We describe a new strategy for enantio‐ and diastereoselective syntheses of all possible stereoisomers of 1,3‐polyol arrays. This strategy relies on a highly catalyst‐controlled epoxidation of α,β‐unsaturated morpholinyl amides promoted by the Sm–BINOL–Ph₃AsO (1:1:1) complex, followed by a conversion of morpholinyl amides into ketones and diastereoselective ketone reduction. Highly enantio‐ (up to >99 % ee) or diastereoselective (up to >99.5:0.5) epoxidation was achieved using 5–10 mol % of the Sm complex to afford synthetically very useful, nearly optically pure α,β‐epoxy morpholinyl amides. Stereoselectivity of the epoxidation was controlled by the chirality of BINOL with overwhelming inherent diastereofacial preference for the substrate.
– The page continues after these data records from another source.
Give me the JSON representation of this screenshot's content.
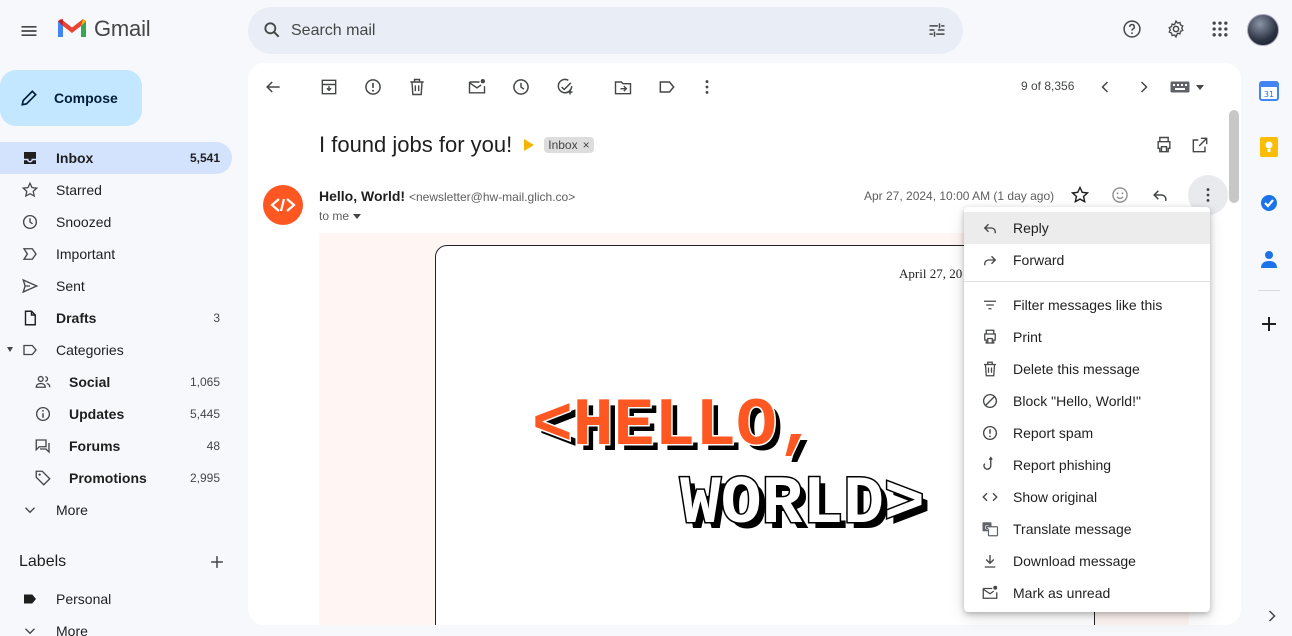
{
  "app": {
    "name": "Gmail",
    "search_placeholder": "Search mail"
  },
  "sidebar": {
    "compose_label": "Compose",
    "items": [
      {
        "label": "Inbox",
        "count": "5,541",
        "icon": "inbox-icon"
      },
      {
        "label": "Starred",
        "count": "",
        "icon": "star-icon"
      },
      {
        "label": "Snoozed",
        "count": "",
        "icon": "clock-icon"
      },
      {
        "label": "Important",
        "count": "",
        "icon": "label-important-icon"
      },
      {
        "label": "Sent",
        "count": "",
        "icon": "send-icon"
      },
      {
        "label": "Drafts",
        "count": "3",
        "icon": "draft-icon"
      },
      {
        "label": "Categories",
        "count": "",
        "icon": "label-icon"
      },
      {
        "label": "Social",
        "count": "1,065",
        "icon": "people-icon"
      },
      {
        "label": "Updates",
        "count": "5,445",
        "icon": "info-icon"
      },
      {
        "label": "Forums",
        "count": "48",
        "icon": "forum-icon"
      },
      {
        "label": "Promotions",
        "count": "2,995",
        "icon": "tag-icon"
      },
      {
        "label": "More",
        "count": "",
        "icon": "chevron-down-icon"
      }
    ],
    "labels_heading": "Labels",
    "label_items": [
      {
        "label": "Personal"
      },
      {
        "label": "More"
      }
    ]
  },
  "toolbar": {
    "pager": "9 of 8,356"
  },
  "email": {
    "subject": "I found jobs for you!",
    "chip_label": "Inbox",
    "chip_close": "×",
    "sender_name": "Hello, World!",
    "sender_email": "<newsletter@hw-mail.glich.co>",
    "recipient": "to me",
    "date": "Apr 27, 2024, 10:00 AM (1 day ago)",
    "card_date": "April 27, 20",
    "hero_line1": "<HELLO,",
    "hero_line2": "WORLD>"
  },
  "context_menu": {
    "items_top": [
      {
        "label": "Reply",
        "icon": "reply-icon"
      },
      {
        "label": "Forward",
        "icon": "forward-icon"
      }
    ],
    "items": [
      {
        "label": "Filter messages like this",
        "icon": "filter-icon"
      },
      {
        "label": "Print",
        "icon": "print-icon"
      },
      {
        "label": "Delete this message",
        "icon": "trash-icon"
      },
      {
        "label": "Block \"Hello, World!\"",
        "icon": "block-icon"
      },
      {
        "label": "Report spam",
        "icon": "report-icon"
      },
      {
        "label": "Report phishing",
        "icon": "phishing-icon"
      },
      {
        "label": "Show original",
        "icon": "code-icon"
      },
      {
        "label": "Translate message",
        "icon": "translate-icon"
      },
      {
        "label": "Download message",
        "icon": "download-icon"
      },
      {
        "label": "Mark as unread",
        "icon": "mark-unread-icon"
      }
    ]
  },
  "colors": {
    "compose_bg": "#c2e7ff",
    "inbox_active_bg": "#d3e3fd",
    "brand_orange": "#ff5722"
  }
}
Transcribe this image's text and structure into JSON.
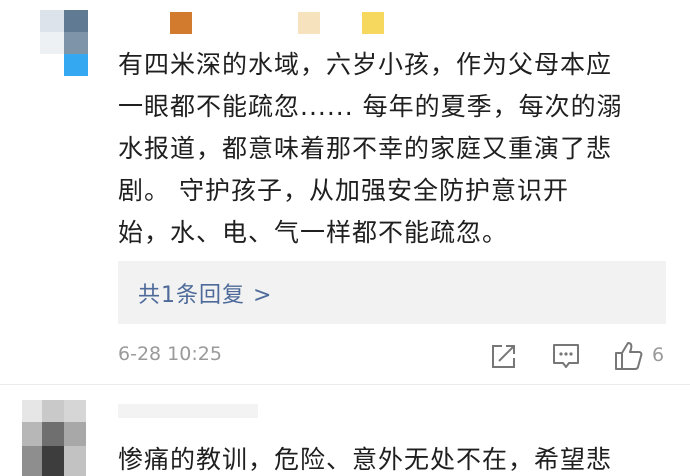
{
  "comment": {
    "text": "有四米深的水域，六岁小孩，作为父母本应一眼都不能疏忽...... 每年的夏季，每次的溺水报道，都意味着那不幸的家庭又重演了悲剧。 守护孩子，从加强安全防护意识开始，水、电、气一样都不能疏忽。",
    "lines": [
      "有四米深的水域，六岁小孩，作为父母本应",
      "一眼都不能疏忽......  每年的夏季，每次的溺",
      "水报道，都意味着那不幸的家庭又重演了悲",
      "剧。  守护孩子，从加强安全防护意识开",
      "始，水、电、气一样都不能疏忽。"
    ],
    "reply_link": "共1条回复 >",
    "timestamp": "6-28 10:25",
    "like_count": "6"
  },
  "comment2": {
    "text": "惨痛的教训，危险、意外无处不在，希望悲"
  },
  "icons": {
    "share": "share-icon",
    "reply": "comment-icon",
    "like": "thumbs-up-icon"
  },
  "colors": {
    "link": "#4e6a9a",
    "meta": "#9a9a9a",
    "reply_bg": "#f2f2f2"
  }
}
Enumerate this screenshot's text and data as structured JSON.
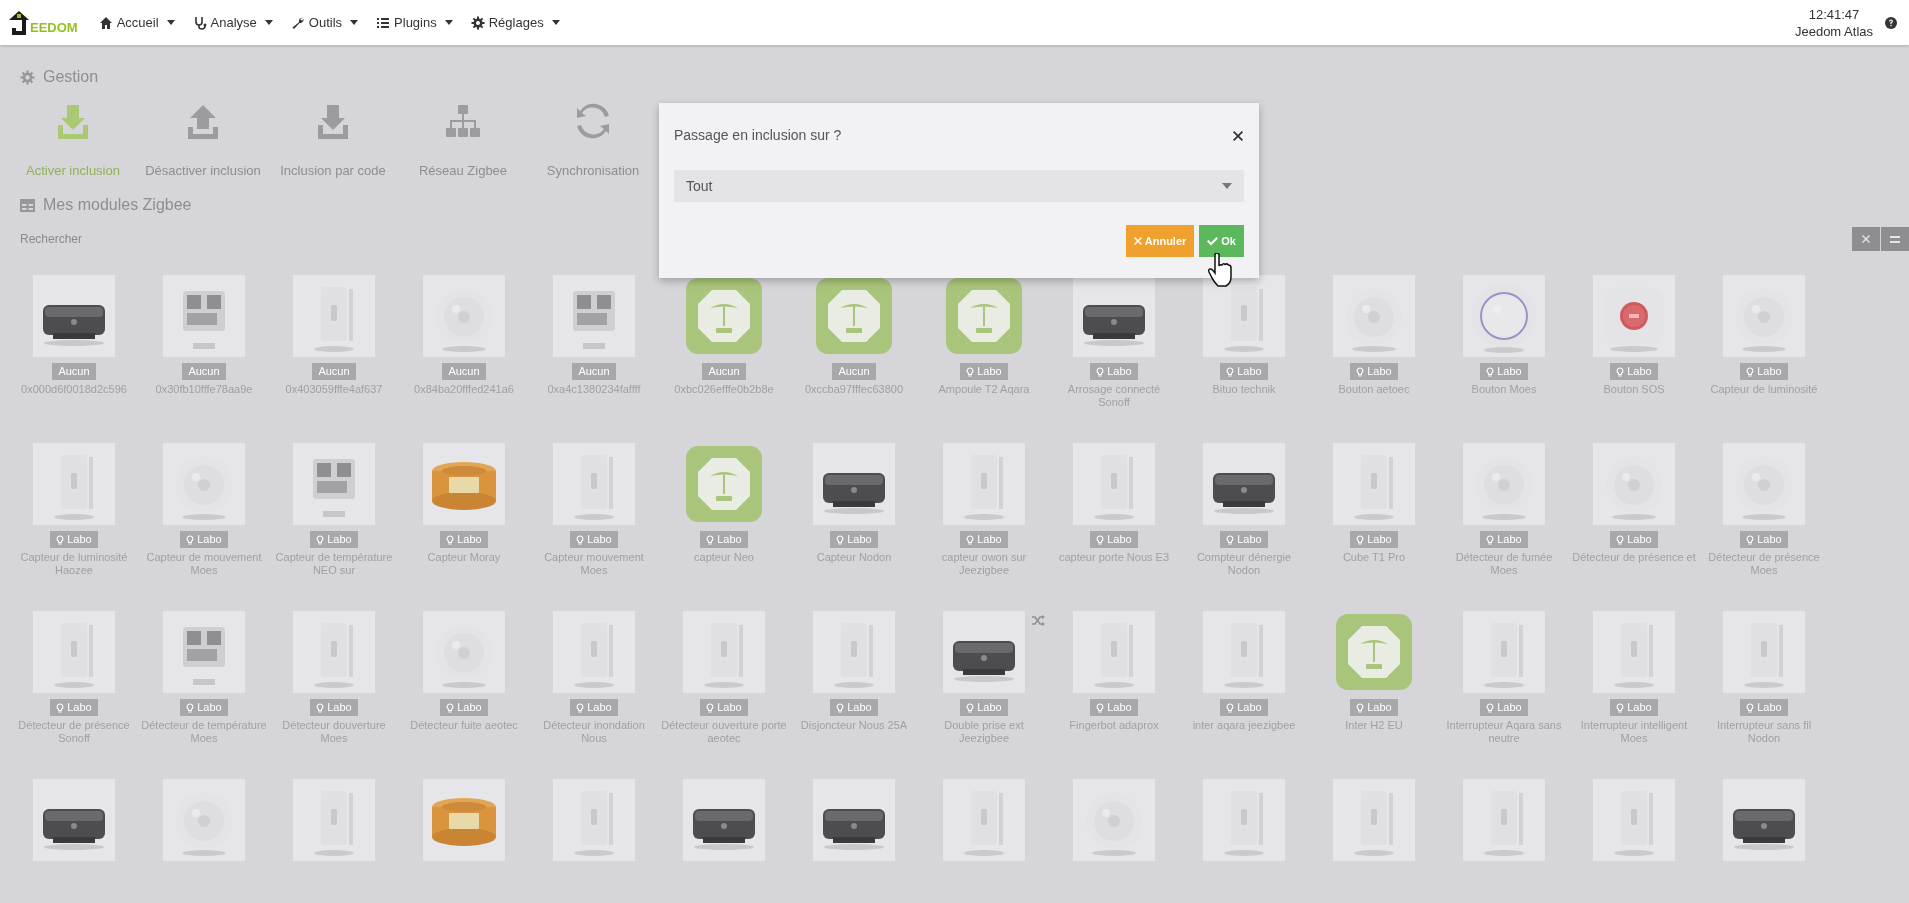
{
  "navbar": {
    "logo": "EEDOM",
    "menus": [
      {
        "label": "Accueil"
      },
      {
        "label": "Analyse"
      },
      {
        "label": "Outils"
      },
      {
        "label": "Plugins"
      },
      {
        "label": "Réglages"
      }
    ],
    "time": "12:41:47",
    "user": "Jeedom Atlas"
  },
  "gestion": {
    "title": "Gestion",
    "actions": [
      {
        "label": "Activer inclusion",
        "active": true
      },
      {
        "label": "Désactiver inclusion",
        "active": false
      },
      {
        "label": "Inclusion par code",
        "active": false
      },
      {
        "label": "Réseau Zigbee",
        "active": false
      },
      {
        "label": "Synchronisation",
        "active": false
      }
    ]
  },
  "modules": {
    "title": "Mes modules Zigbee",
    "search": {
      "placeholder": "Rechercher"
    },
    "rows": [
      [
        {
          "name": "0x000d6f0018d2c596",
          "badge": {
            "text": "Aucun",
            "kind": "plain"
          },
          "kind": "dark"
        },
        {
          "name": "0x30fb10fffe78aa9e",
          "badge": {
            "text": "Aucun",
            "kind": "plain"
          },
          "kind": "display"
        },
        {
          "name": "0x403059fffe4af637",
          "badge": {
            "text": "Aucun",
            "kind": "plain"
          },
          "kind": "box"
        },
        {
          "name": "0x84ba20fffed241a6",
          "badge": {
            "text": "Aucun",
            "kind": "plain"
          },
          "kind": "round"
        },
        {
          "name": "0xa4c1380234faffff",
          "badge": {
            "text": "Aucun",
            "kind": "plain"
          },
          "kind": "display"
        },
        {
          "name": "0xbc026efffe0b2b8e",
          "badge": {
            "text": "Aucun",
            "kind": "plain"
          },
          "kind": "placeholder"
        },
        {
          "name": "0xccba97fffec63800",
          "badge": {
            "text": "Aucun",
            "kind": "plain"
          },
          "kind": "placeholder"
        },
        {
          "name": "Ampoule T2 Aqara",
          "badge": {
            "text": "Labo",
            "kind": "bulb"
          },
          "kind": "placeholder"
        },
        {
          "name": "Arrosage connecté Sonoff",
          "badge": {
            "text": "Labo",
            "kind": "bulb"
          },
          "kind": "dark"
        },
        {
          "name": "Bituo technik",
          "badge": {
            "text": "Labo",
            "kind": "bulb"
          },
          "kind": "box"
        },
        {
          "name": "Bouton aetoec",
          "badge": {
            "text": "Labo",
            "kind": "bulb"
          },
          "kind": "round"
        },
        {
          "name": "Bouton Moes",
          "badge": {
            "text": "Labo",
            "kind": "bulb"
          },
          "kind": "ring"
        },
        {
          "name": "Bouton SOS",
          "badge": {
            "text": "Labo",
            "kind": "bulb"
          },
          "kind": "sos"
        },
        {
          "name": "Capteur de luminosité",
          "badge": {
            "text": "Labo",
            "kind": "bulb"
          },
          "kind": "round"
        }
      ],
      [
        {
          "name": "Capteur de luminosité Haozee",
          "badge": {
            "text": "Labo",
            "kind": "bulb"
          },
          "kind": "box"
        },
        {
          "name": "Capteur de mouvement Moes",
          "badge": {
            "text": "Labo",
            "kind": "bulb"
          },
          "kind": "round"
        },
        {
          "name": "Capteur de température NEO sur",
          "badge": {
            "text": "Labo",
            "kind": "bulb"
          },
          "kind": "display"
        },
        {
          "name": "Capteur Moray",
          "badge": {
            "text": "Labo",
            "kind": "bulb"
          },
          "kind": "orange"
        },
        {
          "name": "Capteur mouvement Moes",
          "badge": {
            "text": "Labo",
            "kind": "bulb"
          },
          "kind": "box"
        },
        {
          "name": "capteur Neo",
          "badge": {
            "text": "Labo",
            "kind": "bulb"
          },
          "kind": "placeholder"
        },
        {
          "name": "Capteur Nodon",
          "badge": {
            "text": "Labo",
            "kind": "bulb"
          },
          "kind": "dark"
        },
        {
          "name": "capteur owon sur Jeezigbee",
          "badge": {
            "text": "Labo",
            "kind": "bulb"
          },
          "kind": "box"
        },
        {
          "name": "capteur porte Nous E3",
          "badge": {
            "text": "Labo",
            "kind": "bulb"
          },
          "kind": "box"
        },
        {
          "name": "Compteur dénergie Nodon",
          "badge": {
            "text": "Labo",
            "kind": "bulb"
          },
          "kind": "dark"
        },
        {
          "name": "Cube T1 Pro",
          "badge": {
            "text": "Labo",
            "kind": "bulb"
          },
          "kind": "box"
        },
        {
          "name": "Détecteur de fumée Moes",
          "badge": {
            "text": "Labo",
            "kind": "bulb"
          },
          "kind": "round"
        },
        {
          "name": "Détecteur de présence et",
          "badge": {
            "text": "Labo",
            "kind": "bulb"
          },
          "kind": "round"
        },
        {
          "name": "Détecteur de présence Moes",
          "badge": {
            "text": "Labo",
            "kind": "bulb"
          },
          "kind": "round"
        }
      ],
      [
        {
          "name": "Détecteur de présence Sonoff",
          "badge": {
            "text": "Labo",
            "kind": "bulb"
          },
          "kind": "box"
        },
        {
          "name": "Détecteur de température Moes",
          "badge": {
            "text": "Labo",
            "kind": "bulb"
          },
          "kind": "display"
        },
        {
          "name": "Détecteur douverture Moes",
          "badge": {
            "text": "Labo",
            "kind": "bulb"
          },
          "kind": "box"
        },
        {
          "name": "Détecteur fuite aeotec",
          "badge": {
            "text": "Labo",
            "kind": "bulb"
          },
          "kind": "round"
        },
        {
          "name": "Détecteur inondation Nous",
          "badge": {
            "text": "Labo",
            "kind": "bulb"
          },
          "kind": "box"
        },
        {
          "name": "Détecteur ouverture porte aeotec",
          "badge": {
            "text": "Labo",
            "kind": "bulb"
          },
          "kind": "box"
        },
        {
          "name": "Disjoncteur Nous 25A",
          "badge": {
            "text": "Labo",
            "kind": "bulb"
          },
          "kind": "box"
        },
        {
          "name": "Double prise ext Jeezigbee",
          "badge": {
            "text": "Labo",
            "kind": "bulb"
          },
          "kind": "dark",
          "shuffle": true
        },
        {
          "name": "Fingerbot adaprox",
          "badge": {
            "text": "Labo",
            "kind": "bulb"
          },
          "kind": "box"
        },
        {
          "name": "inter aqara jeezigbee",
          "badge": {
            "text": "Labo",
            "kind": "bulb"
          },
          "kind": "box"
        },
        {
          "name": "Inter H2 EU",
          "badge": {
            "text": "Labo",
            "kind": "bulb"
          },
          "kind": "placeholder"
        },
        {
          "name": "Interrupteur Aqara sans neutre",
          "badge": {
            "text": "Labo",
            "kind": "bulb"
          },
          "kind": "box"
        },
        {
          "name": "Interrupteur intelligent Moes",
          "badge": {
            "text": "Labo",
            "kind": "bulb"
          },
          "kind": "box"
        },
        {
          "name": "Interrupteur sans fil Nodon",
          "badge": {
            "text": "Labo",
            "kind": "bulb"
          },
          "kind": "box"
        }
      ],
      [
        {
          "kind": "dark"
        },
        {
          "kind": "round"
        },
        {
          "kind": "box"
        },
        {
          "kind": "orange"
        },
        {
          "kind": "box"
        },
        {
          "kind": "dark"
        },
        {
          "kind": "dark"
        },
        {
          "kind": "box"
        },
        {
          "kind": "round"
        },
        {
          "kind": "box"
        },
        {
          "kind": "box"
        },
        {
          "kind": "box"
        },
        {
          "kind": "box"
        },
        {
          "kind": "dark"
        }
      ]
    ]
  },
  "modal": {
    "title": "Passage en inclusion sur ?",
    "select": "Tout",
    "buttons": [
      {
        "label": "Annuler",
        "kind": "cancel"
      },
      {
        "label": "Ok",
        "kind": "ok"
      }
    ]
  }
}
Combination with the syn‐ and anti‐selective ketone reduction with the highly catalyst‐controlled epoxidation allowed for an iterative strategy for the syntheses of all possible stereoisomers of 1,3‐polyol arrays. Eight possible stereoisomers of 1,3,5,7‐tetraol arrays were synthesized with high to excellent stereoselectivity. Moreover, the efficiency of the present strategy was successfully demonstrated by enantioselective syntheses of several 1,3‐polyol/α‐pyrone natural products, for example, cryptocaryolone diacetate.